Everywhere lately, there are voices in my ear, in podcasts, and in my devotionals that are cautioning: stop. Don’t strive. Do your bit, and let God work and you’ll be amazed what happens. But inaction is hard work, or at least it feels like work to me sometimes. It is so hard to sit back, trust, and not push toward a new opportunity that feels like it’s supposed to be mine. Yet that’s precisely what I hear God instructing me these days. He’s all Acts 1:7 (“It’s not for you to know times or seasons that the Father has established by His own authority.”) and Psalm 31:16 (“my times are in your hands”) And I know deep down that I will have to be okay with it. It’s counter-intuitive, but there’s a greater plan at work.

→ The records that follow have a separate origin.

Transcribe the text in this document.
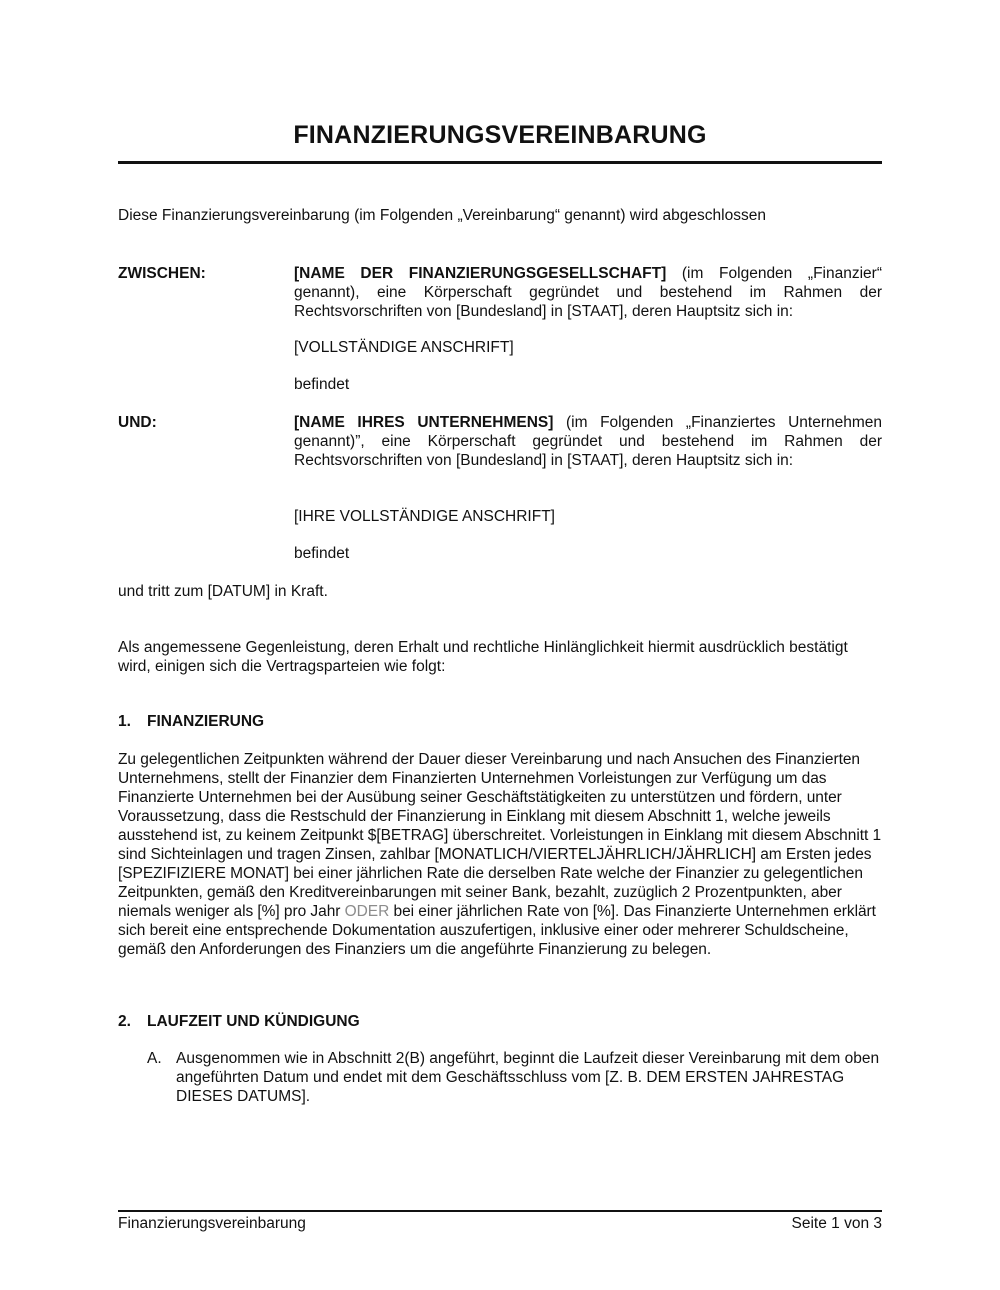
FINANZIERUNGSVEREINBARUNG
Diese Finanzierungsvereinbarung (im Folgenden „Vereinbarung“ genannt) wird abgeschlossen
ZWISCHEN:	[NAME DER FINANZIERUNGSGESELLSCHAFT] (im Folgenden „Finanzier“ genannt), eine Körperschaft gegründet und bestehend im Rahmen der Rechtsvorschriften von [Bundesland] in [STAAT], deren Hauptsitz sich in:
[VOLLSTÄNDIGE ANSCHRIFT]
befindet
UND:	[NAME IHRES UNTERNEHMENS] (im Folgenden „Finanziertes Unternehmen genannt)”, eine Körperschaft gegründet und bestehend im Rahmen der Rechtsvorschriften von [Bundesland] in [STAAT], deren Hauptsitz sich in:
[IHRE VOLLSTÄNDIGE ANSCHRIFT]
befindet
und tritt zum [DATUM] in Kraft.
Als angemessene Gegenleistung, deren Erhalt und rechtliche Hinlänglichkeit hiermit ausdrücklich bestätigt wird, einigen sich die Vertragsparteien wie folgt:
1. FINANZIERUNG
Zu gelegentlichen Zeitpunkten während der Dauer dieser Vereinbarung und nach Ansuchen des Finanzierten Unternehmens, stellt der Finanzier dem Finanzierten Unternehmen Vorleistungen zur Verfügung um das Finanzierte Unternehmen bei der Ausübung seiner Geschäftstätigkeiten zu unterstützen und fördern, unter Voraussetzung, dass die Restschuld der Finanzierung in Einklang mit diesem Abschnitt 1, welche jeweils ausstehend ist, zu keinem Zeitpunkt $[BETRAG] überschreitet. Vorleistungen in Einklang mit diesem Abschnitt 1 sind Sichteinlagen und tragen Zinsen, zahlbar [MONATLICH/VIERTELJÄHRLICH/JÄHRLICH] am Ersten jedes [SPEZIFIZIERE MONAT] bei einer jährlichen Rate die derselben Rate welche der Finanzier zu gelegentlichen Zeitpunkten, gemäß den Kreditvereinbarungen mit seiner Bank, bezahlt, zuzüglich 2 Prozentpunkten, aber niemals weniger als [%] pro Jahr ODER bei einer jährlichen Rate von [%]. Das Finanzierte Unternehmen erklärt sich bereit eine entsprechende Dokumentation auszufertigen, inklusive einer oder mehrerer Schuldscheine, gemäß den Anforderungen des Finanziers um die angeführte Finanzierung zu belegen.
2. LAUFZEIT UND KÜNDIGUNG
A. Ausgenommen wie in Abschnitt 2(B) angeführt, beginnt die Laufzeit dieser Vereinbarung mit dem oben angeführten Datum und endet mit dem Geschäftsschluss vom [Z. B. DEM ERSTEN JAHRESTAG DIESES DATUMS].
Finanzierungsvereinbarung	Seite 1 von 3
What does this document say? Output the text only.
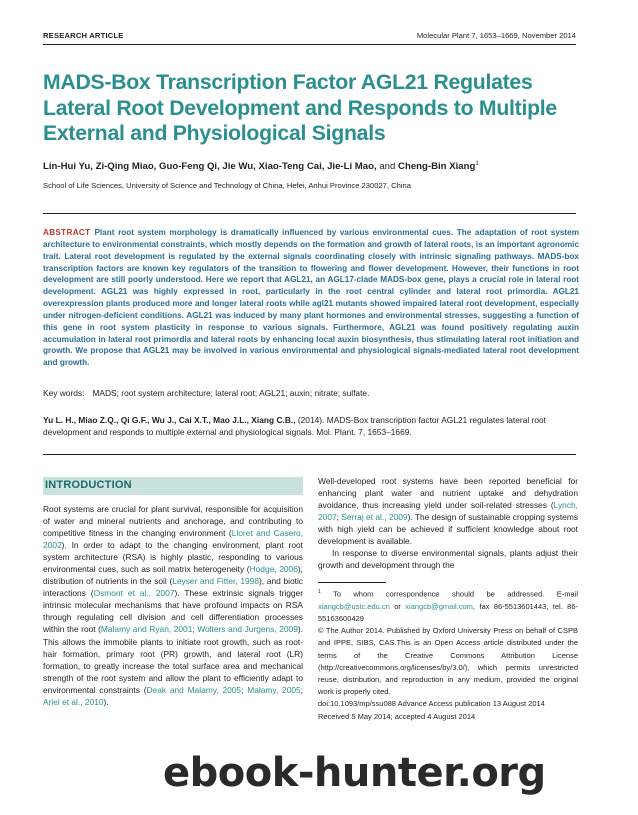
RESEARCH ARTICLE	Molecular Plant 7, 1653–1669, November 2014
MADS-Box Transcription Factor AGL21 Regulates Lateral Root Development and Responds to Multiple External and Physiological Signals
Lin-Hui Yu, Zi-Qing Miao, Guo-Feng Qi, Jie Wu, Xiao-Teng Cai, Jie-Li Mao, and Cheng-Bin Xiang$^1$
School of Life Sciences, University of Science and Technology of China, Hefei, Anhui Province 230027, China

ABSTRACT Plant root system morphology is dramatically influenced by various environmental cues. The adaptation of root system architecture to environmental constraints, which mostly depends on the formation and growth of lateral roots, is an important agronomic trait. Lateral root development is regulated by the external signals coordinating closely with intrinsic signaling pathways. MADS-box transcription factors are known key regulators of the transition to flowering and flower development. However, their functions in root development are still poorly understood. Here we report that AGL21, an AGL17-clade MADS-box gene, plays a crucial role in lateral root development. AGL21 was highly expressed in root, particularly in the root central cylinder and lateral root primordia. AGL21 overexpression plants produced more and longer lateral roots while agl21 mutants showed impaired lateral root development, especially under nitrogen-deficient conditions. AGL21 was induced by many plant hormones and environmental stresses, suggesting a function of this gene in root system plasticity in response to various signals. Furthermore, AGL21 was found positively regulating auxin accumulation in lateral root primordia and lateral roots by enhancing local auxin biosynthesis, thus stimulating lateral root initiation and growth. We propose that AGL21 may be involved in various environmental and physiological signals-mediated lateral root development and growth.

Key words: MADS; root system architecture; lateral root; AGL21; auxin; nitrate; sulfate.

Yu L. H., Miao Z.Q., Qi G.F., Wu J., Cai X.T., Mao J.L., Xiang C.B., (2014). MADS-Box transcription factor AGL21 regulates lateral root development and responds to multiple external and physiological signals. Mol. Plant. 7, 1653–1669.

INTRODUCTION

Root systems are crucial for plant survival, responsible for acquisition of water and mineral nutrients and anchorage, and contributing to competitive fitness in the changing environment (Lloret and Casero, 2002). In order to adapt to the changing environment, plant root system architecture (RSA) is highly plastic, responding to various environmental cues, such as soil matrix heterogeneity (Hodge, 2006), distribution of nutrients in the soil (Leyser and Fitter, 1998), and biotic interactions (Osmont et al., 2007). These extrinsic signals trigger intrinsic molecular mechanisms that have profound impacts on RSA through regulating cell division and cell differentiation processes within the root (Malamy and Ryan, 2001; Wolters and Jurgens, 2009). This allows the immobile plants to initiate root growth, such as root-hair formation, primary root (PR) growth, and lateral root (LR) formation, to greatly increase the total surface area and mechanical strength of the root system and allow the plant to efficiently adapt to environmental constraints (Deak and Malamy, 2005; Malamy, 2005; Ariel et al., 2010).

Well-developed root systems have been reported beneficial for enhancing plant water and nutrient uptake and dehydration avoidance, thus increasing yield under soil-related stresses (Lynch, 2007; Serraj et al., 2009). The design of sustainable cropping systems with high yield can be achieved if sufficient knowledge about root development is available.

In response to diverse environmental signals, plants adjust their growth and development through the

$^1$ To whom correspondence should be addressed. E-mail xiangcb@ustc.edu.cn or xiangcb@gmail.com, fax 86-5513601443, tel. 86-55163600429

© The Author 2014. Published by Oxford University Press on behalf of CSPB and IPPE, SIBS, CAS.This is an Open Access article distributed under the terms of the Creative Commons Attribution License (http://creativecommons.org/licenses/by/3.0/), which permits unrestricted reuse, distribution, and reproduction in any medium, provided the original work is properly cited.

doi:10.1093/mp/ssu088 Advance Access publication 13 August 2014

Received 5 May 2014; accepted 4 August 2014

ebook-hunter.org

Striving is all about control, and as I get older, I see how little of that I have. Still, the temptation remains to make a way for myself. It’s only in my most quiet, prayerful moments that I see the folly of that. No one makes their own way, not entirely. I look back on my bendy, curvy road in amazement at the people God has brought to me, at the opportunities I’ve been given, at how I never could have planned any of it, and I see myself as the nine-year old girl I still am somehow, with my hand in the hand of God. I need to let him lead, and though the stillness this requires of me feels unnatural and like pain sometimes, it’s really freedom. My future is not of my making, anymore than the best parts of my past have been. That’s good news. I’m a runner looking at the third base coach and I’m waiting for the sign: stay or run. All I need to do is trust the coach, keep looking, and go when he tells me. It’s harder than it sounds but my best chance at success in the end. The coach sees the field and the players and he’s watching all of the motion unfold. He sees everything and he knows precisely how and when I should go; why wouldn’t I wait him out?